Moreover, we also demonstrate the conceptualization processes for BI-MAS models using agent-oriented methodologies such as ROADMAP and RAP/AOR along with AOM techniques to generate a holistic development methodology. During the enactment of ROADMAP and RAP/AOR, we discover are complementary for constructing the agent-level models of a BI-MAS in the analysis- and design-phases. Additionally, several challenges and limitation occur too during these two phases. For instance, a subset of BI-MAS agents must act in a static environment and other agents are part of a dynamically changing-, or distributed environments. Representing such a distinction in models is also a challenge for other existing agent-oriented methodologies. Moreover, none-functional requirements cannot be addressed with these two methodologies, e.g., agent security is a key component in distributed environments. Adding the security concept only in a model as a quality goal in goal-model without projection into the domain model, knowledge model, etc., is not sufficient in a BI-system development life-cycle. During the implementation of a BI-MAS, a need arises for integrating complementary models to represent the processes of authenticating agents, threat detection, and so on. It is necessary to use modified methods and tools to achieve such diverse model integration.

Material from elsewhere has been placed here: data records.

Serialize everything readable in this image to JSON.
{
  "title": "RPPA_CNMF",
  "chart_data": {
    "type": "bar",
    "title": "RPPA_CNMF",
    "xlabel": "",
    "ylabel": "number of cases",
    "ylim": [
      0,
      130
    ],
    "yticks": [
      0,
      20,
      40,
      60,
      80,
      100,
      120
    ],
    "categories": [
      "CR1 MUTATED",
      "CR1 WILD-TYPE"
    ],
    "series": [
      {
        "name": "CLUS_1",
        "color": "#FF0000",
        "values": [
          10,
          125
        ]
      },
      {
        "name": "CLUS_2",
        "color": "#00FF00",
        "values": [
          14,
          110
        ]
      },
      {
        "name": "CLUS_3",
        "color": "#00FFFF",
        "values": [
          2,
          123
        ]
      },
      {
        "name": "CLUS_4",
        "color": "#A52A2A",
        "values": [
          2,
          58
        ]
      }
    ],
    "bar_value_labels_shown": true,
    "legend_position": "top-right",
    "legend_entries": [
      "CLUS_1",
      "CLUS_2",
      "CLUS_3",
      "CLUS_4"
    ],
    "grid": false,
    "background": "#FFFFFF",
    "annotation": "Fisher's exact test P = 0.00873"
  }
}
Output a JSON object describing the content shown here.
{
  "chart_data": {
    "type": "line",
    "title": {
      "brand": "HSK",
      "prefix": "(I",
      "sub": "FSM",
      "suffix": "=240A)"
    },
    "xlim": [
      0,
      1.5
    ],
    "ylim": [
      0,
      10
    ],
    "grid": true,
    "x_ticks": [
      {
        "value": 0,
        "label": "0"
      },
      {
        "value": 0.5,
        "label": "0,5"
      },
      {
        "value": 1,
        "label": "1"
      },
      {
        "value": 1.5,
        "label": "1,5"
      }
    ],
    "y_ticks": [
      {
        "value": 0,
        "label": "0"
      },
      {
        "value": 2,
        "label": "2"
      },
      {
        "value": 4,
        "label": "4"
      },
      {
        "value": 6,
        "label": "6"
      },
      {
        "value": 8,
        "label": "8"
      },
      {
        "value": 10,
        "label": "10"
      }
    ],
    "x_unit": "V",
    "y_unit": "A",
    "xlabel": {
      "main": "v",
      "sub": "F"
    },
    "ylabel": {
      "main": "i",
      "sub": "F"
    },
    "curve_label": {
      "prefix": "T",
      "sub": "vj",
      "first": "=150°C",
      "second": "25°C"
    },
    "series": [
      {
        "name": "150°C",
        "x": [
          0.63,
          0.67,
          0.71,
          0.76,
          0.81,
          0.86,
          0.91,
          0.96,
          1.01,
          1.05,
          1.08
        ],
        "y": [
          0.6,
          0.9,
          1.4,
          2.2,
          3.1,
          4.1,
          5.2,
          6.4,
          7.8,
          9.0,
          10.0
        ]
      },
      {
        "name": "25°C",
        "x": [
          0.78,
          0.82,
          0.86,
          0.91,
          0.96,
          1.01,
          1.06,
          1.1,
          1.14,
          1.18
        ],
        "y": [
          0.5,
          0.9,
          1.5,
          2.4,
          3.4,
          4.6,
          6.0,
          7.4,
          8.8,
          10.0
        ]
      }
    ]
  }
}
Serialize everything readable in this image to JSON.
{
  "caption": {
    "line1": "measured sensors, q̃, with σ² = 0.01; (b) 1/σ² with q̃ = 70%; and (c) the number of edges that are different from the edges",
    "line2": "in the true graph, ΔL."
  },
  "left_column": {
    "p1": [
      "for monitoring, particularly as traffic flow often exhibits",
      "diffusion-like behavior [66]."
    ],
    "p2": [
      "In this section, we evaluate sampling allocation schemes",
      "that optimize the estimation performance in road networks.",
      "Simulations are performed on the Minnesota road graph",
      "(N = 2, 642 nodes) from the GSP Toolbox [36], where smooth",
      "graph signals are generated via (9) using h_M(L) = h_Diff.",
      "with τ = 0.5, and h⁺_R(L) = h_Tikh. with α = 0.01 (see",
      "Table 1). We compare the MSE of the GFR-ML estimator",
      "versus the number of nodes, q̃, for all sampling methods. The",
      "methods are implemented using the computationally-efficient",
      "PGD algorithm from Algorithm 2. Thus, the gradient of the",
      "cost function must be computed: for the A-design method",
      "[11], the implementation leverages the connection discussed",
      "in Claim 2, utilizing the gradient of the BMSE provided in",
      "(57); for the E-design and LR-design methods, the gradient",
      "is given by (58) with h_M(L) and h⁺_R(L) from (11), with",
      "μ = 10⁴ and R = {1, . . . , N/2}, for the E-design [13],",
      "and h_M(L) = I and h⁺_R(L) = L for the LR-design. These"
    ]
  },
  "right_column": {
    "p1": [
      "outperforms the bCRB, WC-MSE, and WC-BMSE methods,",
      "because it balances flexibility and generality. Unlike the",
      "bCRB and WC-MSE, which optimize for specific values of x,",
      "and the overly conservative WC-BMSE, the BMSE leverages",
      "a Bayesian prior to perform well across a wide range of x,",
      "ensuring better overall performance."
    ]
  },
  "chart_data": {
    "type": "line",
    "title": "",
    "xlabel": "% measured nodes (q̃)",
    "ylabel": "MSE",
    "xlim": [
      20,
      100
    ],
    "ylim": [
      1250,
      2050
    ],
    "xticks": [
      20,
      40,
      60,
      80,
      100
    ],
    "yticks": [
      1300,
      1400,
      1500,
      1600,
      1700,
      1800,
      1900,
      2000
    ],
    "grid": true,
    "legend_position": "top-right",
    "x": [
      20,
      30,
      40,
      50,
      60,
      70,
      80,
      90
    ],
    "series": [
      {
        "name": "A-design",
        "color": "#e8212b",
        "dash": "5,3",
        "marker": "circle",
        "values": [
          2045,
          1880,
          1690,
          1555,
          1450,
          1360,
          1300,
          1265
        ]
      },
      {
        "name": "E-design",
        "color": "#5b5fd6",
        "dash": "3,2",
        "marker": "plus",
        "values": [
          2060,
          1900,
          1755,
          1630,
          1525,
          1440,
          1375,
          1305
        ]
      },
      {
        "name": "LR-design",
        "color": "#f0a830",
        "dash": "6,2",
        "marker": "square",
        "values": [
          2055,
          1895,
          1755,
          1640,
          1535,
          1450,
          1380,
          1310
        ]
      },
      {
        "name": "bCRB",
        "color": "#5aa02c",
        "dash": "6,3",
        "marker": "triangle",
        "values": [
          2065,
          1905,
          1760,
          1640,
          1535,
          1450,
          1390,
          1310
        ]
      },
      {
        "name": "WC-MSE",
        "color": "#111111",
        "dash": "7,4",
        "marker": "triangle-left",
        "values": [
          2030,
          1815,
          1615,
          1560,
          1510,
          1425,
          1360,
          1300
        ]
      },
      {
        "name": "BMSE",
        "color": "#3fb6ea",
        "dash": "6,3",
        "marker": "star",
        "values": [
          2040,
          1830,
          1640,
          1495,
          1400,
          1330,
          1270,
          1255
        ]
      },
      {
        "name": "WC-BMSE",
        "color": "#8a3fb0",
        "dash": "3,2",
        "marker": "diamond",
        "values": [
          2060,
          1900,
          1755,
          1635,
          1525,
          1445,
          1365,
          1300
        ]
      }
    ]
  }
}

On the other hand, our studies also discover that the CPN-tool is a good candidate with its mathematical properties to perform V&V processes of agent-based BI-systems. As V&V is the core part of development processes, we assume to perform these processes with three different methods. Besides the intended processes for V&V, CPN shows limitations while mapping and transforming BI-MAS models, e.g., the inner action of BI-MAS agents cannot be modeled using CPN-tool. On the other hand, the usage of state-space methods of CPN is generates analytical statistics about state spaces, boundedness-, home- and live-markings, and fairness properties. Consequently, a diagnostic understanding about dependability and concurrency conflicts emerges for a BI-MAS.

The current BI-MAS high-level components require exclusive tools and platforms during the implementation-phase in real life organizations. In future work, to obtain the full view of BI-MAS in enterprise-level concepts, we consider more research and extensive models, i.e. data-warehouse architecture, types of servers, types of required services, etc. In the enterprise-level deployments of BI-MAS again, there exists a need for further research including two parts. Firstly, for the definition of the entire contextual organizational structure on a system-level, the integration of data warehouses and analytics tools requires additional research work. Secondly, describing and developing user-interfaces, middleware applications, and secure protocols are the second part that needs research and development work. Unclear is also the projection of important non-functional requirements such as security into other model types, e.g., for agent behavior and –interaction. Finally, the verification- and simulation capabilities of CPN do not cover all aspects of a BI-MAS to address dependability issues and concurrency conflicts. Thus, we plan to explore additional formal checking techniques for the goal of highly relyable system development.